Using the ARFF format in the source code version of SPMF (SPMF documentation)
This example explains how to usge the ARFF format in the source code version of SPMF using the SPMF open-source data mining library.
The GUI interface and command line interface of SPMF can read the ARFF file format since version 0.93 of SPMF and this is totally transparent to the user. But what if you want to use the ARFF format when running algorithms from the source code? This example explains how to do it and it is quite simple.
But before presenting the example, let's explain a few things about how the ARFF support is implemented in SPMF:
- The ARFF format is only supported for algorithms that take a transaction database as input (most association rule and itemset mining algorithm such as Apriori and FPGrowth) because ARFF does provide constructs for representing sequential data.
- The full ARFF format is supported except that (1) the character "=" is forbidden and (2) escape characters are not considered.

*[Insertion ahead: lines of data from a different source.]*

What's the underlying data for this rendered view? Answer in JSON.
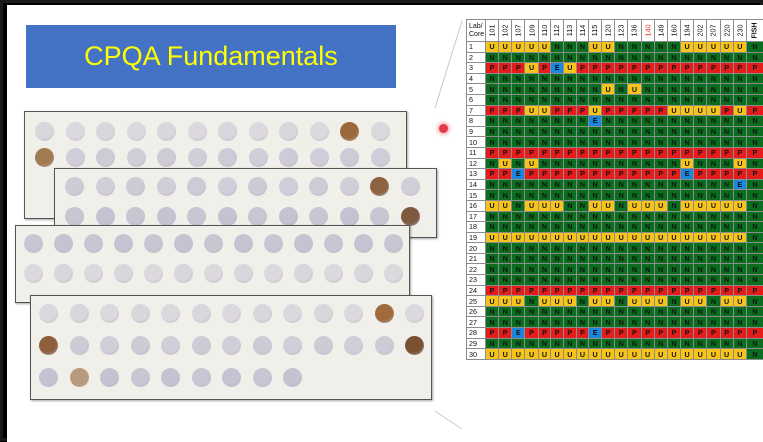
{
  "title": "CPQA Fundamentals",
  "table": {
    "corner_label": [
      "Lab/",
      "Core"
    ],
    "labs": [
      "101",
      "102",
      "107",
      "109",
      "110",
      "112",
      "113",
      "114",
      "115",
      "120",
      "123",
      "136",
      "140",
      "149",
      "160",
      "194",
      "202",
      "207",
      "220",
      "230"
    ],
    "highlight_lab": "140",
    "fish_header": "FISH",
    "rows": [
      {
        "core": "1",
        "cells": "UUUUUNNNUUNNNNNUUUUU",
        "fish": "N"
      },
      {
        "core": "2",
        "cells": "NNNNNNNNNNNNNNNNNNNN",
        "fish": "N"
      },
      {
        "core": "3",
        "cells": "PPPUPEUPPPPPPPPPPPPP",
        "fish": "P"
      },
      {
        "core": "4",
        "cells": "NNNNNNNNNNNNNNNNNNNN",
        "fish": "N"
      },
      {
        "core": "5",
        "cells": "NNNNNNNNNUNUNNNNNNNN",
        "fish": "N"
      },
      {
        "core": "6",
        "cells": "NNNNNNNNNNNNNNNNNNNN",
        "fish": "N"
      },
      {
        "core": "7",
        "cells": "PPPUUPPPUPPPPPUUUUPU",
        "fish": "P"
      },
      {
        "core": "8",
        "cells": "NNNNNNNNENNNNNNNNNNN",
        "fish": "N"
      },
      {
        "core": "9",
        "cells": "NNNNNNNNNNNNNNNNNNNN",
        "fish": "N"
      },
      {
        "core": "10",
        "cells": "NNNNNNNNNNNNNNNNNNNN",
        "fish": "N"
      },
      {
        "core": "11",
        "cells": "PPPPPPPPPPPPPPPPPPPP",
        "fish": "P"
      },
      {
        "core": "12",
        "cells": "NUNUNNNNNNNNNNNUNNNU",
        "fish": "N"
      },
      {
        "core": "13",
        "cells": "PPEPPPPPPPPPPPPEPPPP",
        "fish": "P"
      },
      {
        "core": "14",
        "cells": "NNNNNNNNNNNNNNNNNNNE",
        "fish": "N"
      },
      {
        "core": "15",
        "cells": "NNNNNNNNNNNNNNNNNNNN",
        "fish": "N"
      },
      {
        "core": "16",
        "cells": "UUNUUUNNUUNUUUNUUUUU",
        "fish": "N"
      },
      {
        "core": "17",
        "cells": "NNNNNNNNNNNNNNNNNNNN",
        "fish": "N"
      },
      {
        "core": "18",
        "cells": "NNNNNNNNNNNNNNNNNNNN",
        "fish": "N"
      },
      {
        "core": "19",
        "cells": "UUUUUUUUUUUUUUUUUUUU",
        "fish": "N"
      },
      {
        "core": "20",
        "cells": "NNNNNNNNNNNNNNNNNNNN",
        "fish": "N"
      },
      {
        "core": "21",
        "cells": "NNNNNNNNNNNNNNNNNNNN",
        "fish": "N"
      },
      {
        "core": "22",
        "cells": "NNNNNNNNNNNNNNNNNNNN",
        "fish": "N"
      },
      {
        "core": "23",
        "cells": "NNNNNNNNNNNNNNNNNNNN",
        "fish": "N"
      },
      {
        "core": "24",
        "cells": "PPPPPPPPPPPPPPPPPPPP",
        "fish": "P"
      },
      {
        "core": "25",
        "cells": "UUUNUUUNUUNUUUNUUNUU",
        "fish": "N"
      },
      {
        "core": "26",
        "cells": "NNNNNNNNNNNNNNNNNNNN",
        "fish": "N"
      },
      {
        "core": "27",
        "cells": "NNNNNNNNNNNNNNNNNNNN",
        "fish": "N"
      },
      {
        "core": "28",
        "cells": "PPEPPPPPEPPPPPPPPPPP",
        "fish": "P"
      },
      {
        "core": "29",
        "cells": "NNNNNNNNNNNNNNNNNNNN",
        "fish": "N"
      },
      {
        "core": "30",
        "cells": "UUUUUUUUUUUUUUUUUUUU",
        "fish": "N"
      }
    ]
  },
  "colors": {
    "banner": "#4472c4",
    "title_text": "#ffff00",
    "negative": "#0b6e1e",
    "uncertain": "#f7c51a",
    "positive": "#e51c1c",
    "equivocal": "#1a86e0"
  }
}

- ARFF generally represents items in files as strings while the SPMF format and algorithms use an integer representation which is much more memory and time efficient for the algorithms concerned. To support ARFF while keeping the very efficient integer representation of our algorithm, we decided to implement the ARFF support in a way that did not require to modify the source code of the algorithms. The solution is to convert the input before running an algorithm and then, to convert the output.

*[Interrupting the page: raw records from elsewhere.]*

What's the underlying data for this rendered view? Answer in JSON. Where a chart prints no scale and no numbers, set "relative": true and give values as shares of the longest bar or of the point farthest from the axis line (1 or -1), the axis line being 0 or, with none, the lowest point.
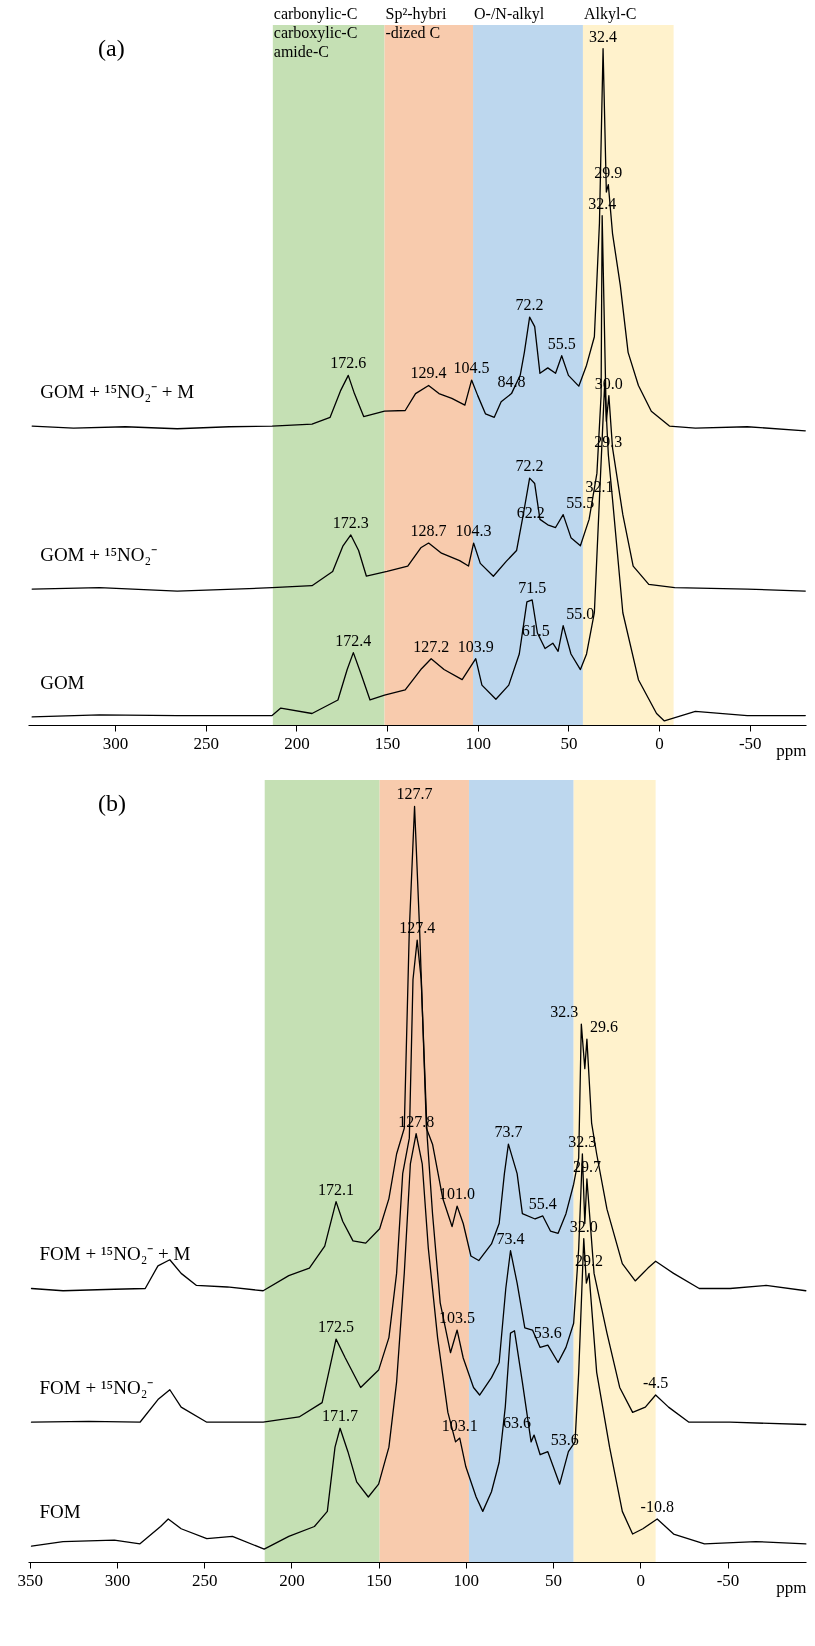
{
  "chart_data": [
    {
      "type": "line",
      "title": "(a)",
      "xlabel": "ppm",
      "relative": true,
      "xlim": [
        348,
        -81
      ],
      "xticks": [
        300,
        250,
        200,
        150,
        100,
        50,
        0,
        -50
      ],
      "bands": [
        {
          "axis": "x",
          "from": 213,
          "to": 151.4,
          "label": "carbonylic-C\ncarboxylic-C\namide-C",
          "color": "#c5e0b4"
        },
        {
          "axis": "x",
          "from": 151.4,
          "to": 102.6,
          "label": "Sp²-hybri\n-dized C",
          "color": "#f8cbad"
        },
        {
          "axis": "x",
          "from": 102.6,
          "to": 42,
          "label": "O-/N-alkyl",
          "color": "#bdd7ee"
        },
        {
          "axis": "x",
          "from": 42,
          "to": -8,
          "label": "Alkyl-C",
          "color": "#fff2cc"
        }
      ],
      "series": [
        {
          "name": "GOM + ¹⁵NO₂⁻ + M",
          "color": "#000000",
          "x": [
            345.7,
            322.9,
            294.3,
            265.7,
            237.1,
            213.4,
            191.4,
            181.4,
            175.7,
            171.4,
            168.0,
            162.9,
            151.4,
            140.0,
            134.3,
            127.1,
            121.4,
            114.3,
            107.1,
            103.4,
            100.0,
            95.7,
            90.9,
            87.1,
            81.4,
            76.6,
            74.3,
            71.4,
            68.6,
            65.7,
            61.4,
            57.1,
            53.7,
            50.0,
            44.3,
            40.0,
            35.7,
            32.9,
            30.9,
            29.1,
            28.0,
            25.7,
            21.4,
            17.1,
            11.4,
            4.3,
            -5.7,
            -20,
            -48.6,
            -80.6
          ],
          "values": [
            0.442,
            0.439,
            0.441,
            0.438,
            0.441,
            0.442,
            0.445,
            0.455,
            0.494,
            0.517,
            0.49,
            0.456,
            0.464,
            0.465,
            0.49,
            0.502,
            0.49,
            0.483,
            0.473,
            0.51,
            0.487,
            0.46,
            0.455,
            0.478,
            0.49,
            0.517,
            0.551,
            0.603,
            0.589,
            0.52,
            0.528,
            0.52,
            0.546,
            0.517,
            0.501,
            0.532,
            0.574,
            0.742,
            1.0,
            0.788,
            0.799,
            0.727,
            0.65,
            0.551,
            0.502,
            0.464,
            0.442,
            0.439,
            0.441,
            0.435
          ]
        },
        {
          "name": "GOM + ¹⁵NO₂⁻",
          "color": "#000000",
          "x": [
            345.7,
            308.6,
            265.7,
            213.4,
            191.4,
            180,
            174.3,
            170,
            165.7,
            161.4,
            150,
            138.6,
            131.4,
            127.1,
            120,
            110,
            105.1,
            102.3,
            98.6,
            91.4,
            84.3,
            78.6,
            74.9,
            71.4,
            68.6,
            65.7,
            61.4,
            57.1,
            52.9,
            48.6,
            43.4,
            38.6,
            34.3,
            32.0,
            31.4,
            29.1,
            27.7,
            25.7,
            20,
            14.3,
            5.7,
            -8.6,
            -48.6,
            -80.6
          ],
          "values": [
            0.201,
            0.203,
            0.198,
            0.203,
            0.206,
            0.227,
            0.265,
            0.281,
            0.258,
            0.22,
            0.227,
            0.235,
            0.262,
            0.269,
            0.254,
            0.243,
            0.235,
            0.269,
            0.239,
            0.22,
            0.242,
            0.258,
            0.311,
            0.365,
            0.357,
            0.304,
            0.296,
            0.292,
            0.311,
            0.277,
            0.265,
            0.304,
            0.372,
            0.487,
            0.753,
            0.449,
            0.487,
            0.41,
            0.311,
            0.235,
            0.208,
            0.203,
            0.201,
            0.198
          ]
        },
        {
          "name": "GOM",
          "color": "#000000",
          "x": [
            345.7,
            308.6,
            265.7,
            213.4,
            208.6,
            191.4,
            177.1,
            172,
            168.6,
            164.3,
            159.4,
            151.4,
            140,
            131.4,
            125.7,
            118.6,
            108.6,
            101.1,
            97.7,
            90,
            82.9,
            77.1,
            72.9,
            70,
            67.1,
            62.9,
            58.6,
            55.7,
            52.9,
            48.6,
            43.4,
            40,
            35.7,
            32.9,
            30,
            28.0,
            25.7,
            20,
            11.4,
            1.4,
            -2.9,
            -20,
            -48.6,
            -80.6
          ],
          "values": [
            0.012,
            0.015,
            0.014,
            0.014,
            0.025,
            0.017,
            0.037,
            0.082,
            0.107,
            0.075,
            0.037,
            0.044,
            0.052,
            0.082,
            0.098,
            0.082,
            0.067,
            0.098,
            0.059,
            0.038,
            0.059,
            0.105,
            0.182,
            0.185,
            0.136,
            0.113,
            0.121,
            0.109,
            0.147,
            0.105,
            0.082,
            0.105,
            0.166,
            0.334,
            0.506,
            0.4,
            0.334,
            0.166,
            0.067,
            0.017,
            0.006,
            0.02,
            0.014,
            0.014
          ]
        }
      ],
      "annotations": [
        {
          "text": "32.4",
          "x": 30.9,
          "y": 1.0
        },
        {
          "text": "29.9",
          "x": 28.0,
          "y": 0.799
        },
        {
          "text": "72.2",
          "x": 71.4,
          "y": 0.603
        },
        {
          "text": "55.5",
          "x": 53.7,
          "y": 0.546
        },
        {
          "text": "172.6",
          "x": 171.4,
          "y": 0.517
        },
        {
          "text": "129.4",
          "x": 127.1,
          "y": 0.502
        },
        {
          "text": "104.5",
          "x": 103.4,
          "y": 0.51
        },
        {
          "text": "84.8",
          "x": 81.4,
          "y": 0.49
        },
        {
          "text": "32.4",
          "x": 31.4,
          "y": 0.753
        },
        {
          "text": "30.0",
          "x": 27.7,
          "y": 0.487
        },
        {
          "text": "72.2",
          "x": 71.4,
          "y": 0.365
        },
        {
          "text": "55.5",
          "x": 52.9,
          "y": 0.311
        },
        {
          "text": "62.2",
          "x": 61.4,
          "y": 0.296
        },
        {
          "text": "172.3",
          "x": 170,
          "y": 0.281
        },
        {
          "text": "128.7",
          "x": 127.1,
          "y": 0.269
        },
        {
          "text": "104.3",
          "x": 102.3,
          "y": 0.269
        },
        {
          "text": "32.1",
          "x": 32.9,
          "y": 0.334
        },
        {
          "text": "71.5",
          "x": 70,
          "y": 0.185
        },
        {
          "text": "55.0",
          "x": 52.9,
          "y": 0.147
        },
        {
          "text": "61.5",
          "x": 58.6,
          "y": 0.121
        },
        {
          "text": "29.3",
          "x": 28.0,
          "y": 0.4
        },
        {
          "text": "172.4",
          "x": 168.6,
          "y": 0.107
        },
        {
          "text": "127.2",
          "x": 125.7,
          "y": 0.098
        },
        {
          "text": "103.9",
          "x": 101.1,
          "y": 0.098
        }
      ]
    },
    {
      "type": "line",
      "title": "(b)",
      "xlabel": "ppm",
      "relative": true,
      "xlim": [
        351,
        -95
      ],
      "xticks": [
        350,
        300,
        250,
        200,
        150,
        100,
        50,
        0,
        -50
      ],
      "bands": [
        {
          "axis": "x",
          "from": 215.3,
          "to": 149.4,
          "color": "#c5e0b4"
        },
        {
          "axis": "x",
          "from": 149.4,
          "to": 98.2,
          "color": "#f8cbad"
        },
        {
          "axis": "x",
          "from": 98.2,
          "to": 38.2,
          "color": "#bdd7ee"
        },
        {
          "axis": "x",
          "from": 38.2,
          "to": -8.8,
          "color": "#fff2cc"
        }
      ],
      "series": [
        {
          "name": "FOM + ¹⁵NO₂⁻ + M",
          "color": "#000000",
          "x": [
            349,
            330.9,
            301.5,
            283.8,
            276.5,
            269.7,
            263.2,
            254.4,
            236.8,
            216.2,
            201.5,
            189.7,
            180.9,
            174.4,
            170.6,
            164.7,
            157.4,
            149.4,
            144.1,
            139.7,
            135.3,
            132.4,
            129.4,
            126.5,
            122.6,
            119.1,
            113.2,
            107.9,
            105,
            101.5,
            97.1,
            92.6,
            85.3,
            80.9,
            77.9,
            75.6,
            70.6,
            67.6,
            60.3,
            55.9,
            51.5,
            47.1,
            42.6,
            38.2,
            35.3,
            33.8,
            31.8,
            30.6,
            27.9,
            25,
            19.1,
            10.3,
            2.9,
            -4.4,
            -8.8,
            -19.1,
            -33.8,
            -51.5,
            -72.1,
            -94.9
          ],
          "values": [
            0.362,
            0.359,
            0.361,
            0.362,
            0.392,
            0.4,
            0.382,
            0.366,
            0.364,
            0.359,
            0.379,
            0.389,
            0.418,
            0.477,
            0.451,
            0.425,
            0.422,
            0.441,
            0.481,
            0.54,
            0.574,
            0.837,
            1.0,
            0.837,
            0.574,
            0.553,
            0.481,
            0.444,
            0.471,
            0.448,
            0.405,
            0.399,
            0.421,
            0.448,
            0.514,
            0.553,
            0.514,
            0.461,
            0.454,
            0.458,
            0.438,
            0.435,
            0.461,
            0.5,
            0.535,
            0.712,
            0.653,
            0.692,
            0.581,
            0.54,
            0.467,
            0.395,
            0.372,
            0.389,
            0.398,
            0.382,
            0.362,
            0.362,
            0.366,
            0.359
          ]
        },
        {
          "name": "FOM + ¹⁵NO₂⁻",
          "color": "#000000",
          "x": [
            349,
            316.2,
            286.8,
            276.5,
            269.7,
            263.2,
            248.5,
            216.2,
            195.6,
            182.4,
            174.4,
            169.1,
            160.3,
            150,
            144.1,
            139.7,
            136.2,
            132.4,
            130.3,
            127.9,
            125.6,
            122.1,
            119.1,
            114.7,
            108.8,
            105,
            101.5,
            95.6,
            92.1,
            85.3,
            80.9,
            77.1,
            74.4,
            70.6,
            66.2,
            61.8,
            57.4,
            53,
            47.1,
            42.6,
            38.2,
            35.3,
            33.2,
            31.8,
            30.6,
            26.5,
            19.1,
            11.8,
            4.4,
            -2.9,
            -8.8,
            -16.2,
            -27.9,
            -51.5,
            -94.9
          ],
          "values": [
            0.185,
            0.186,
            0.185,
            0.215,
            0.228,
            0.205,
            0.185,
            0.185,
            0.192,
            0.211,
            0.295,
            0.27,
            0.231,
            0.254,
            0.297,
            0.382,
            0.514,
            0.561,
            0.771,
            0.823,
            0.771,
            0.561,
            0.461,
            0.343,
            0.277,
            0.307,
            0.27,
            0.231,
            0.221,
            0.244,
            0.264,
            0.362,
            0.412,
            0.369,
            0.31,
            0.307,
            0.284,
            0.287,
            0.264,
            0.284,
            0.316,
            0.415,
            0.54,
            0.448,
            0.507,
            0.382,
            0.303,
            0.231,
            0.198,
            0.205,
            0.221,
            0.205,
            0.185,
            0.185,
            0.182
          ]
        },
        {
          "name": "FOM",
          "color": "#000000",
          "x": [
            349,
            330.9,
            301.5,
            286.8,
            275,
            270.6,
            263.2,
            248.5,
            233.8,
            215.6,
            201.5,
            186.8,
            179.4,
            175,
            172.1,
            167.6,
            162.6,
            155.9,
            150,
            144.1,
            139.7,
            135.3,
            131.8,
            128.5,
            125,
            121.5,
            116.2,
            110.3,
            105.9,
            103.5,
            100,
            94.1,
            90.3,
            85.3,
            80.9,
            77.4,
            74.4,
            72.1,
            67.6,
            62.6,
            60.9,
            57.4,
            53,
            46.2,
            41.2,
            37.4,
            35.3,
            32.4,
            30.9,
            29.4,
            25,
            17.6,
            10.3,
            4.4,
            -1.5,
            -9.7,
            -19.1,
            -36.8,
            -66.2,
            -94.9
          ],
          "values": [
            0.021,
            0.027,
            0.029,
            0.024,
            0.047,
            0.057,
            0.044,
            0.031,
            0.034,
            0.017,
            0.034,
            0.047,
            0.067,
            0.152,
            0.177,
            0.146,
            0.106,
            0.086,
            0.103,
            0.152,
            0.238,
            0.382,
            0.527,
            0.567,
            0.527,
            0.415,
            0.297,
            0.198,
            0.159,
            0.164,
            0.126,
            0.086,
            0.067,
            0.093,
            0.132,
            0.205,
            0.303,
            0.306,
            0.238,
            0.159,
            0.168,
            0.142,
            0.146,
            0.103,
            0.146,
            0.159,
            0.251,
            0.428,
            0.369,
            0.382,
            0.251,
            0.152,
            0.067,
            0.037,
            0.044,
            0.057,
            0.037,
            0.024,
            0.027,
            0.024
          ]
        }
      ],
      "annotations": [
        {
          "text": "127.7",
          "x": 129.4,
          "y": 1.0
        },
        {
          "text": "127.4",
          "x": 127.9,
          "y": 0.823
        },
        {
          "text": "127.8",
          "x": 128.5,
          "y": 0.567
        },
        {
          "text": "32.3",
          "x": 33.8,
          "y": 0.712
        },
        {
          "text": "29.6",
          "x": 30.6,
          "y": 0.692
        },
        {
          "text": "73.7",
          "x": 75.6,
          "y": 0.553
        },
        {
          "text": "32.3",
          "x": 33.2,
          "y": 0.54
        },
        {
          "text": "172.1",
          "x": 174.4,
          "y": 0.477
        },
        {
          "text": "101.0",
          "x": 105,
          "y": 0.471
        },
        {
          "text": "55.4",
          "x": 55.9,
          "y": 0.458
        },
        {
          "text": "29.7",
          "x": 30.6,
          "y": 0.507
        },
        {
          "text": "73.4",
          "x": 74.4,
          "y": 0.412
        },
        {
          "text": "103.5",
          "x": 105,
          "y": 0.307
        },
        {
          "text": "53.6",
          "x": 53,
          "y": 0.287
        },
        {
          "text": "172.5",
          "x": 174.4,
          "y": 0.295
        },
        {
          "text": "-4.5",
          "x": -8.8,
          "y": 0.221
        },
        {
          "text": "32.0",
          "x": 32.4,
          "y": 0.428
        },
        {
          "text": "63.6",
          "x": 60.9,
          "y": 0.168
        },
        {
          "text": "171.7",
          "x": 172.1,
          "y": 0.177
        },
        {
          "text": "103.1",
          "x": 103.5,
          "y": 0.164
        },
        {
          "text": "53.6",
          "x": 53,
          "y": 0.146
        },
        {
          "text": "29.2",
          "x": 29.4,
          "y": 0.382
        },
        {
          "text": "-10.8",
          "x": -9.7,
          "y": 0.057
        }
      ]
    }
  ]
}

Having said that, we will now explain how to use the ARFF format in the source code with an example. We will use the Apriori algorithm but the steps are the same for the other algorithms. We will first show how to run the Apriori algorithm if the input file is in SPMF format. Then, we will show how to run the Apriori algorithm if the input is in ARFF format to illustrate the differences.
If the input is in SPMF format
To run Apriori with a file "input.txt" in SPMF format with the parameter minsup = 0.4, the following code is used:
AlgoApriori apriori = new AlgoApriori();
apriori.runAlgorithm(0.4, "input.txt", "output.txt");
If the input is in ARFF format
Now let's say that the input file is in the ARFF format.
// We first need to convert the input file from ARFF to SPMF format. To do that, we create a transaction database converter. Then we call its method "convertARFFandReturnMap" to convert the input file to the SPMF format. It produces a converted input file named "input_converted.arff". Moreover, the conversion method returns a map containing mapping information between the data in ARFF format and the data in SPMF format.
TransactionDatabaseConverter converter = new
TransactionDatabaseConverter();
Map<Integer, String> mapping =
converter.convertARFFandReturnMap("input.arff", "input_converted.txt",
Formats.ARFF, Integer.MAX_VALUE);
// Then we run the algorithm with the converted file "input_converted.txt". This creates a file "output.txt" containing the result.
AlgoApriori apriori = new AlgoApriori();
apriori.runAlgorithm(0.4, "input_converted.txt", "output.txt");
// Finally, we need to use the mapping to convert the output file so that the result is shown using the names that are found in the ARFF file rather than the integer-based representation used internally by the Apriori algorithm. This is very simple and performed as follows. The result is a file named "final_output.txt".
ResultConverter converter = new ResultConverter();
converter.convert(mapping, "output.txt", "final_output.txt");
What is the cost of using the ARFF format in terms of performance? The only additional cost when using ARFF is the cost of converting the input and output files, which is generally much smaller than the cost of performing the data mining. In the future, we plan to add support for SQL databases, Excel files and other formats by using a similar conversion mechanism that does not affect the performance of the mining phase. We also plan to add support for the visualizations of patterns.